Shares of cryptocurrency mining company Marathon Digital Holdings (MARA -1.02%) were up 35.9% in November, according to data provided by S&P Global Market Intelligence. The company focuses on mining operations for Bitcoin (BTC 0.24%) specifically. And the price of Bitcoin increased about 10% in November, providing a boost to Marathon Digital.

Marathon Digital also reported its financial results for the third quarter of 2023 on Nov. 8. However, Q3 results only go through the end of September. The company gave a different update on Nov. 3 that provides key metrics all the way through October.

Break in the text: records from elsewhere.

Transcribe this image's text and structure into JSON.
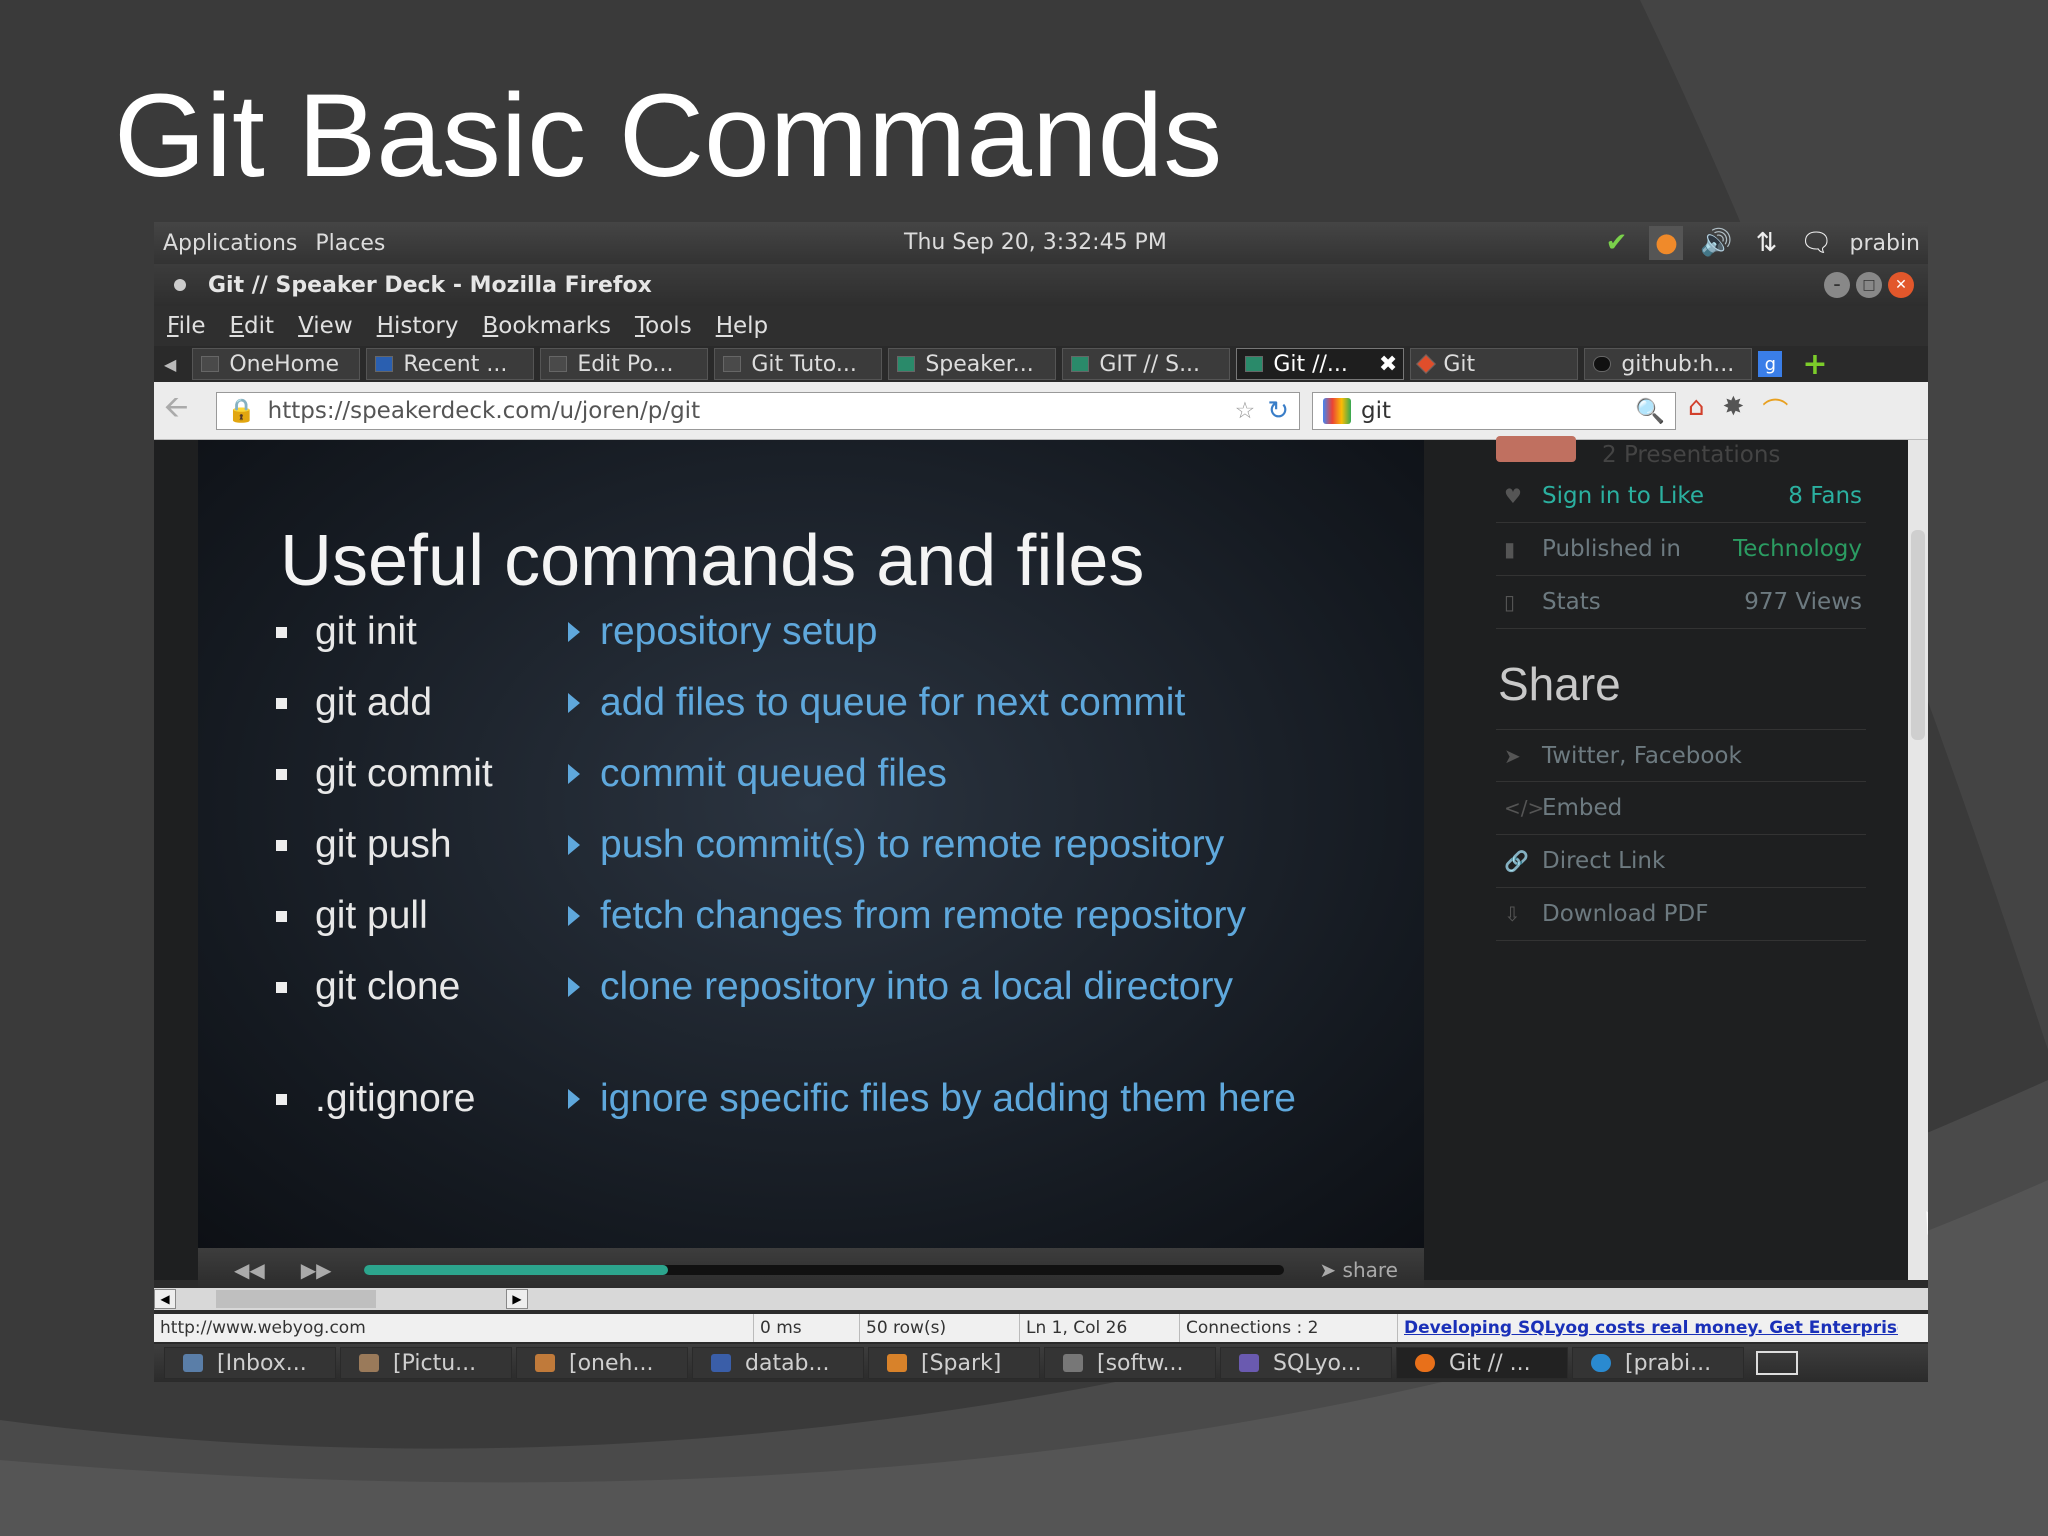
{
  "slide": {
    "title": "Git Basic Commands"
  },
  "gnome_panel": {
    "menus": [
      "Applications",
      "Places"
    ],
    "clock": "Thu Sep 20,  3:32:45 PM",
    "user": "prabin"
  },
  "window": {
    "title": "Git // Speaker Deck - Mozilla Firefox"
  },
  "menubar": [
    "File",
    "Edit",
    "View",
    "History",
    "Bookmarks",
    "Tools",
    "Help"
  ],
  "tabs": [
    {
      "label": "OneHome"
    },
    {
      "label": "Recent ..."
    },
    {
      "label": "Edit Po..."
    },
    {
      "label": "Git Tuto..."
    },
    {
      "label": "Speaker..."
    },
    {
      "label": "GIT // S..."
    },
    {
      "label": "Git //...",
      "active": true
    },
    {
      "label": "Git"
    },
    {
      "label": "github:h..."
    }
  ],
  "navbar": {
    "url": "https://speakerdeck.com/u/joren/p/git",
    "search": "git"
  },
  "presentation": {
    "heading": "Useful commands and files",
    "items": [
      {
        "cmd": "git init",
        "desc": "repository setup"
      },
      {
        "cmd": "git add",
        "desc": "add files to queue for next commit"
      },
      {
        "cmd": "git commit",
        "desc": "commit queued files"
      },
      {
        "cmd": "git push",
        "desc": "push commit(s) to remote repository"
      },
      {
        "cmd": "git pull",
        "desc": "fetch changes from remote repository"
      },
      {
        "cmd": "git clone",
        "desc": "clone repository into a local directory"
      },
      {
        "cmd": ".gitignore",
        "desc": "ignore specific files by adding them here"
      }
    ],
    "player": {
      "share": "share",
      "progress": 0.33
    }
  },
  "sidebar": {
    "presentations": "2 Presentations",
    "sign_in": "Sign in to Like",
    "fans": "8 Fans",
    "published_label": "Published in",
    "published_value": "Technology",
    "stats_label": "Stats",
    "stats_value": "977 Views",
    "share_heading": "Share",
    "share_items": [
      "Twitter, Facebook",
      "Embed",
      "Direct Link",
      "Download PDF"
    ]
  },
  "statusbar": {
    "url": "http://www.webyog.com",
    "time": "0 ms",
    "rows": "50 row(s)",
    "position": "Ln 1, Col 26",
    "connections": "Connections : 2",
    "ad": "Developing SQLyog costs real money. Get Enterprise"
  },
  "taskbar": [
    "[Inbox...",
    "[Pictu...",
    "[oneh...",
    "datab...",
    "[Spark]",
    "[softw...",
    "SQLyo...",
    "Git // ...",
    "[prabi..."
  ]
}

Both the Q3 report and the October update showed the same thing that the market liked: Bitcoin production is way up. Over the past year, the company has aggressively increased the number of mining devices at its disposal, which has led to a sharp increase in its share of the Bitcoin mining reward.

The market loves Marathon Digital's positioning as Bitcoin marches toward its next halving event in the first half of 2024.

Marathon Digital's position

Transactions on the Bitcoin network are processed by independent third parties such as Marathon Digital. These third parties are known as miners and provide computing power measured in terms of hash rate. For their mining services, they're paid in Bitcoin at a current rate of 6.25 bitcoins per block.

According to its Q3 report, Marathon Digital's hash rate is up over 400% in the past year, giving it 4% of the overall mining reward. With this share of the pool, the company mined over 38 bitcoins daily in October.

Of course, increasing its hash rate didn't come free. Marathon Digital took on debt, sold Bitcoins, and diluted investors by issuing new shares in recent years.

The good news is that Marathon Digital holds more Bitcoins than ever with 13,396 as of the end of October. It's also producing more Bitcoins than ever thanks to how many machines it has installed now. And the company did reduce its debt by about $400 million earlier this year.

The outlook for Bitcoin is good

Roughly every four years, Bitcoin's supply is disrupted. New bitcoins are mined at the current rate of 6.25 per block. But in early 2024, the network will have its latest halving event, reducing the payout to 3.125 per block.

In past cycles, this has led to massive spikes in the price of Bitcoin because the balance between supply and demand gets out of whack. If that happens again this cycle, then the value of Marathon Digital's holdings could increase dramatically.

That said, increases in the price of Bitcoin lead to an increase in the difficulty of mining Bitcoin. Current machines get outdated and need costly upgrades. Therefore, while I believe Marathon Digital will enjoy a boom for business in 2024, management will need to make sure it can both reward shareholders and plan for all the upgrades it will need to make once again down the road.